Keysight saw a 4% increase in revenue from segments such as aerospace, defense, and government. This growth was driven by investments in defense technology modernization, electromagnetic spectrum operations, radar, space, and satellite. On an adjusted basis, the company earned $1.99 per share in the quarter through October compared with an average analysts’ estimate of $1.87 per share.
However, despite the positive earnings report, Keysight mentioned ongoing challenges in various sectors caused by supply chain constraints and elevated raw material costs. They also provided a forecast for their first-quarter profit in 2024 that was slightly lower than expected by LSEG estimates.

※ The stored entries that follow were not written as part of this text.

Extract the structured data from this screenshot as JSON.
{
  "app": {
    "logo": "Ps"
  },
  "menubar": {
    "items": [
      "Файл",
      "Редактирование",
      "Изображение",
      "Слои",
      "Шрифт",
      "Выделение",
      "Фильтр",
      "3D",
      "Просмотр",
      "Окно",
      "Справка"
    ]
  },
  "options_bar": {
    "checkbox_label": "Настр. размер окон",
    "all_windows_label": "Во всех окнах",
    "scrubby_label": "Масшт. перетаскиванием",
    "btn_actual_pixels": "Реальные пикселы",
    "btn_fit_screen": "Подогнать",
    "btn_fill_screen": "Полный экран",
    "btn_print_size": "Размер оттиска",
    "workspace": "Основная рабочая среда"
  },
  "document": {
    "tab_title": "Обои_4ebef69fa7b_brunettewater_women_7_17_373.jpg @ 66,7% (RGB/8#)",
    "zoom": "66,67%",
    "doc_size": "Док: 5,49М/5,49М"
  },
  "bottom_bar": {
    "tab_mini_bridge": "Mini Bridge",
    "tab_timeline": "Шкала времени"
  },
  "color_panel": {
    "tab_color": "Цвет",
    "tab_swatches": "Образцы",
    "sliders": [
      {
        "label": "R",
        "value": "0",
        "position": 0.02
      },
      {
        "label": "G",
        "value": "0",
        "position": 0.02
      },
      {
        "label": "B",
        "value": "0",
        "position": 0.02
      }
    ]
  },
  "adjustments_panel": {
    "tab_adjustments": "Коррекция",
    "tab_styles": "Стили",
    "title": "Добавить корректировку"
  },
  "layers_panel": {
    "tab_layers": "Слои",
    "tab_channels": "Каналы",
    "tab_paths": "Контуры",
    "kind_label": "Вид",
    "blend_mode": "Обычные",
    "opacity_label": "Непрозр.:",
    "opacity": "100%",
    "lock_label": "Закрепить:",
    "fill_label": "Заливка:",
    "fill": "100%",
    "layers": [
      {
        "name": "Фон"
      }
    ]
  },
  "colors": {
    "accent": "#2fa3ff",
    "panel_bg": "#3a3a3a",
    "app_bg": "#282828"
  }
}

After the earnings report was released, shares of the company rose 2.4% to $138.20. This report was covered by Priyamvada C and Nathan Gomes in Bengaluru and edited by Shilpi Majumdar.
In summary: Keysight Technologies reported better-than-expected fourth-quarter profits on Monday thanks to increased revenue from segments such as aerospace and defense industries driven by investments in modernization technologies like electromagnetic spectrum operations and radar systems.
Despite this positive news, Keysight acknowledged ongoing challenges caused by supply chain constraints and elevated raw material costs that may affect their operations going forward.
Looking ahead to next year’s first quarter profits, Keysight forecasted slightly lower results than expected by LSEG estimates.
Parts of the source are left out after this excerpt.